Ancak zamanla başka hikâyeler de anlatılmaya başlandı. Örneğin, genç bir asker bacağından yaralanıp yere yığıldığında ağrı hissetmediğini söylüyordu. Ya da ameliyat sonrası her şey yolunda giden bir hasta, dikiş yerinin canını yakmasından şikâyetçiydi, oysa fiziksel bir sorun yoktu. Bütün bunlar gösterdi ki, kapı kontrol teorisi ağrı hissinin algılanmasını veya azaltılmasını açıklamakta tek başına yeterli değildi. Ağrıyı kontrol eden başka merkezler, başka dinamikler de olmalıydı.

Merdivende dizini tutan, acı içinde ama sakin görünen bir kadın. Sabah işe yetişmeye çalışırken kaymış ve dizini ovuşturuyor

Melzack yıllar sonra yeni bir teori geliştirdi: Nöromatriks Teorisi. Bu kez ağrının beyinde, birçok bölgenin birlikte çalışmasıyla oluştuğunu savundu. Hafıza, duygu, dikkat, öğrenme gibi süreçlerin ağrıyı şekillendirdiği düşünülüyordu. Yani Rukiye’nin dizindeki ağrı sadece dokunun hasarına bağlı değildi; onun ağrı geçmişi, stres seviyesi, hatta çocukken dizini yaraladığında aldığı bakım bile bu hissi etkileyebilirdi.

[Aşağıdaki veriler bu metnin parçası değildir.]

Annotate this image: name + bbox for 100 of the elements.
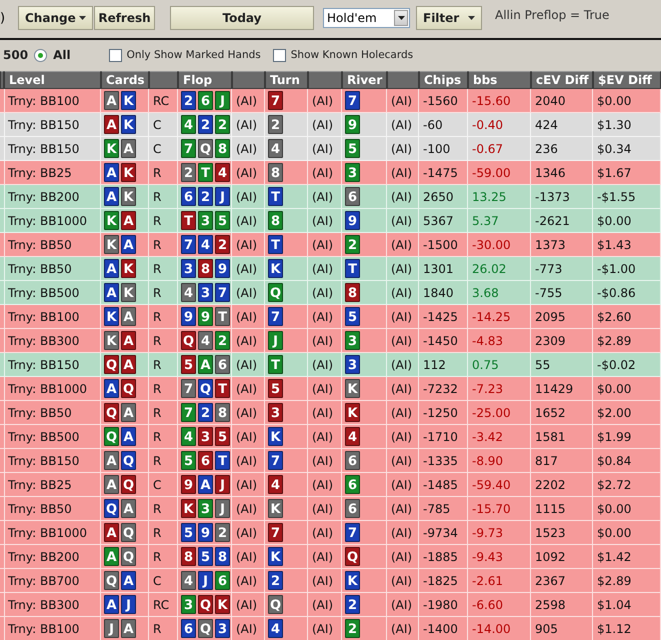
checkbox[interactable] [108,48,122,62]
table-row[interactable]: Trny: BB50 A K R 3 8 9 (AI) K (AI) T (AI) 1301 26.02 -773 -$1.00 [0,257,661,281]
column-header[interactable]: cEV Diff [531,71,593,89]
table-row[interactable]: Trny: BB50 Q A R 7 2 8 (AI) 3 (AI) K (AI) -1250 -25.00 1652 $2.00 [0,401,661,425]
table-row[interactable]: Trny: BB500 Q A R 4 3 5 (AI) K (AI) 4 (AI) -1710 -3.42 1581 $1.99 [0,425,661,449]
table-cell: (AI) [312,334,334,348]
table-cell: -773 [535,262,562,276]
playing-card: 3 [198,283,213,302]
table-cell: -1250 [423,406,458,420]
table-row[interactable]: Trny: BB100 A K RC 2 6 J (AI) 7 (AI) 7 (AI) -1560 -15.60 2040 $0.00 [0,89,661,113]
table-row[interactable]: Trny: BB150 K A C 7 Q 8 (AI) 4 (AI) 5 (AI) -100 -0.67 236 $0.34 [0,137,661,161]
column-header[interactable]: Flop [178,71,232,89]
playing-card: J [215,475,230,494]
playing-card: A [104,451,119,470]
playing-card: 8 [181,547,196,566]
filter-button[interactable]: Filter [416,6,482,30]
column-header[interactable] [308,71,342,89]
column-header[interactable] [149,71,178,89]
playing-card: 8 [215,547,230,566]
playing-card: Q [121,451,136,470]
table-cell: (AI) [236,142,258,156]
table-cell: 11429 [535,382,574,396]
today-button[interactable]: Today [170,6,314,30]
table-cell: -0.67 [472,142,504,156]
column-header[interactable]: River [342,71,387,89]
table-cell: 2650 [423,190,454,204]
table-row[interactable]: Trny: BB100 J A R 6 Q 3 (AI) 4 (AI) 2 (AI) -1400 -14.00 905 $1.12 [0,617,661,640]
table-cell: (AI) [391,526,412,540]
table-cell: -1885 [423,550,458,564]
table-row[interactable]: Trny: BB1000 K A R T 3 5 (AI) 8 (AI) 9 (AI) 5367 5.37 -2621 $0.00 [0,209,661,233]
refresh-button[interactable]: Refresh [94,6,155,30]
playing-card: 7 [268,523,283,542]
change-button[interactable]: Change [18,6,93,30]
playing-card: K [104,235,119,254]
playing-card: 5 [268,379,283,398]
table-cell: -9.43 [472,550,504,564]
radio-button[interactable] [34,48,48,62]
playing-card: K [268,427,283,446]
table-cell: Trny: BB150 [8,142,80,156]
playing-card: 2 [215,235,230,254]
playing-card: K [104,139,119,158]
playing-card: 3 [198,499,213,518]
table-row[interactable]: Trny: BB50 Q A R K 3 J (AI) K (AI) 6 (AI) -785 -15.70 1115 $0.00 [0,497,661,521]
table-row[interactable]: Trny: BB200 A K R 6 2 J (AI) T (AI) 6 (AI) 2650 13.25 -1373 -$1.55 [0,185,661,209]
table-row[interactable]: Trny: BB100 K A R 9 9 T (AI) 7 (AI) 5 (AI) -1425 -14.25 2095 $2.60 [0,305,661,329]
table-cell: -9.73 [472,526,504,540]
column-header[interactable]: Level [4,71,101,89]
column-header[interactable]: Cards [101,71,149,89]
table-row[interactable]: Trny: BB150 Q A R 5 A 6 (AI) T (AI) 3 (AI) 112 0.75 55 -$0.02 [0,353,661,377]
checkbox[interactable] [272,48,286,62]
playing-card: 2 [345,619,360,638]
playing-card: 6 [345,499,360,518]
table-cell: -100 [423,142,450,156]
column-header[interactable]: bbs [468,71,531,89]
table-row[interactable]: Trny: BB700 Q A C 4 J 6 (AI) 2 (AI) K (AI) -1825 -2.61 2367 $2.89 [0,569,661,593]
playing-card: A [121,619,136,638]
table-cell: $2.60 [597,310,632,324]
playing-card: 6 [215,571,230,590]
playing-card: 4 [181,427,196,446]
table-row[interactable]: Trny: BB1000 A Q R 5 9 2 (AI) 7 (AI) 7 (AI) -9734 -9.73 1523 $0.00 [0,521,661,545]
table-cell: (AI) [312,262,334,276]
table-row[interactable]: Trny: BB500 A K R 4 3 7 (AI) Q (AI) 8 (AI) 1840 3.68 -755 -$0.86 [0,281,661,305]
playing-card: Q [121,523,136,542]
column-header[interactable]: $EV Diff [593,71,661,89]
table-cell: -1485 [423,478,458,492]
table-cell: (AI) [312,238,334,252]
playing-card: 5 [345,139,360,158]
column-header[interactable] [387,71,419,89]
playing-card: Q [104,355,119,374]
table-row[interactable]: Trny: BB150 A K C 4 2 2 (AI) 2 (AI) 9 (AI) -60 -0.40 424 $1.30 [0,113,661,137]
table-row[interactable]: Trny: BB300 K A R Q 4 2 (AI) J (AI) 3 (AI) -1450 -4.83 2309 $2.89 [0,329,661,353]
playing-card: A [104,163,119,182]
table-row[interactable]: Trny: BB200 A Q R 8 5 8 (AI) K (AI) Q (AI) -1885 -9.43 1092 $1.42 [0,545,661,569]
playing-card: A [198,355,213,374]
table-cell: (AI) [312,214,334,228]
playing-card: 4 [198,235,213,254]
table-row[interactable]: Trny: BB25 A K R 2 T 4 (AI) 8 (AI) 3 (AI) -1475 -59.00 1346 $1.67 [0,161,661,185]
playing-card: 9 [198,523,213,542]
table-cell: -1710 [423,430,458,444]
table-cell: (AI) [391,238,412,252]
table-cell: 424 [535,118,558,132]
table-row[interactable]: Trny: BB50 K A R 7 4 2 (AI) T (AI) 2 (AI) -1500 -30.00 1373 $1.43 [0,233,661,257]
table-row[interactable]: Trny: BB25 A Q C 9 A J (AI) 4 (AI) 6 (AI) -1485 -59.40 2202 $2.72 [0,473,661,497]
column-header[interactable]: Turn [265,71,308,89]
playing-card: A [121,427,136,446]
table-row[interactable]: Trny: BB150 A Q R 5 6 T (AI) 7 (AI) 6 (AI) -1335 -8.90 817 $0.84 [0,449,661,473]
playing-card: 2 [181,163,196,182]
table-row[interactable]: Trny: BB1000 A Q R 7 Q T (AI) 5 (AI) K (AI) -7232 -7.23 11429 $0.00 [0,377,661,401]
column-header[interactable] [0,71,4,89]
playing-card: 7 [268,307,283,326]
table-cell: Trny: BB1000 [8,382,87,396]
table-row[interactable]: Trny: BB300 A J RC 3 Q K (AI) Q (AI) 2 (AI) -1980 -6.60 2598 $1.04 [0,593,661,617]
table-cell: -7.23 [472,382,504,396]
table-cell: Trny: BB50 [8,262,72,276]
game-select[interactable]: Hold'em [323,8,410,28]
column-header[interactable]: Chips [419,71,468,89]
playing-card: 8 [268,163,283,182]
table-cell: (AI) [236,358,258,372]
column-header[interactable] [232,71,265,89]
table-cell: $1.30 [597,118,632,132]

Bugün hâlâ Rukiye gibi insanlar ağrıyla baş etmek için fiziksel temasa yöneliyor. Ancak biliyoruz ki, kronik ağrılar artık yalnızca kapı kontrolü ile açıklanamıyor. Merkezi sinir sistemi, bazen ağrıyı üretmeye devam ediyor; doku iyileşse bile ağrı tam olarak geçmeyebiliyor. Bu yüzden kronik ağrıyı anlamak için artık sadece sinir yollarına değil, kişinin bütün yaşam öyküsüne, duygusal durumuna, sosyal bağlarına da bakıyoruz.

Ağrı bir tehlike sinyaliyse, beynimiz bu sinyali neden üretir, nasıl yorumlar ve ne zaman abartır? Bu soruların cevabı artık biyopsikososyal modelle açıklanıyor. Yani ağrıyı yalnızca sinirlerle değil; duygularla, düşüncelerle ve yaşamın tüm yükleriyle birlikte okuyoruz.

Rukiye’nin basit bir düşme anı, aslında bize şunu hatırlatıyor: Ağrının kapısı omurilikte açılıp kapanıyor olabilir ama anahtar çoğu zaman beynimizin derinliklerinde, hatta kalbimizin ritminde saklı.